Je souhaite prolonger l’élan missionnaire donné par mon prédécesseur, le
cardinal Lustiger, dont les Journées mondiales de la jeunesse
(JMJ), en 1997, ou l’opération Paris-Toussaint
2004 furent des points d’orgue. En décembre 2005, j’avais convié tous les
catholiques parisiens à investir le champ social, la réflexion éthique, les
jeunes et la famille. Nous allons achever un cycle de visites pastorales et
définir des orientations communes pour l’action du diocèse de Paris. Ce
travail se fera dans des « Assisse diocésaines pour la Mission » au cours de
la prochaine année scolaire. Il coïncidera avec l’ouverture du Collège des
Bernardins qui offrira un centre de rencontre et de dialogue sur les grandes
questions de notre société.
Si la capitale est en apparence moins touchée,
l’effondrement de la pratique et la crise des vocations n’épargnent pas
l’Église de France, dont vous présidez depuis peu la conférence des évêques.
Comment voyez-vous l’avenir ?
Certaines convictions, certaines expériences s’appliquent à tout le pays
autant qu’à Paris. A commencer par la remise en cause du postulat, dominant
dans les années 70, selon lequel le christianisme serait en fin de parcours.

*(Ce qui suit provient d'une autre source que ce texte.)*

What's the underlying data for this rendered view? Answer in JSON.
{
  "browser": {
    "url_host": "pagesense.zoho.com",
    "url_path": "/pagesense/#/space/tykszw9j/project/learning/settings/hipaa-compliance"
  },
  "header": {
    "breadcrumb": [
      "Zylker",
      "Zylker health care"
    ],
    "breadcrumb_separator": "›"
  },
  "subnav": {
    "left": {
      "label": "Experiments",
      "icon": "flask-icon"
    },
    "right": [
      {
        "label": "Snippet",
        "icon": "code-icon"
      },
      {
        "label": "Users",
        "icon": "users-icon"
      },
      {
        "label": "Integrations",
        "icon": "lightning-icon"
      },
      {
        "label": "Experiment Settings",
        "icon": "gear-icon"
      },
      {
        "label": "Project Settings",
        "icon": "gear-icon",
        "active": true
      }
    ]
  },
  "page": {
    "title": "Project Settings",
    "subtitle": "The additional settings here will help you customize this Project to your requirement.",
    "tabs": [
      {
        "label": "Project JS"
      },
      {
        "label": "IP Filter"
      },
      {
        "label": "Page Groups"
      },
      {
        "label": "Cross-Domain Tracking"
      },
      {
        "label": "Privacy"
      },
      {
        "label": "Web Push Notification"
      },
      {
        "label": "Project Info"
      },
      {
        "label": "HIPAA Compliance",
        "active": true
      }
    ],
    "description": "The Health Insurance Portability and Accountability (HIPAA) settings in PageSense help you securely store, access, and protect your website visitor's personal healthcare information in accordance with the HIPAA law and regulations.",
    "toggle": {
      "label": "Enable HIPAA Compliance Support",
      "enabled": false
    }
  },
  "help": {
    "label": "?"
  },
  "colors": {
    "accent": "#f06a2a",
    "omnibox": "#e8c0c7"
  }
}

Trente ans plus tard, force est de constater qu’il n’est toujours pas
enterré. Pour reprendre l’expression de l’écrivain Georges Suffert, « le
cadavre de Dieu bouge encore ». Après ce constat en creux, une certitude
: la Parole de Dieu a quelque chose à dire aux hommes d’aujourd’hui. Les
chrétiens ne sont pas seulement les gestionnaires d’une religion sociale
assurant les baptêmes, les mariages et les enterrements...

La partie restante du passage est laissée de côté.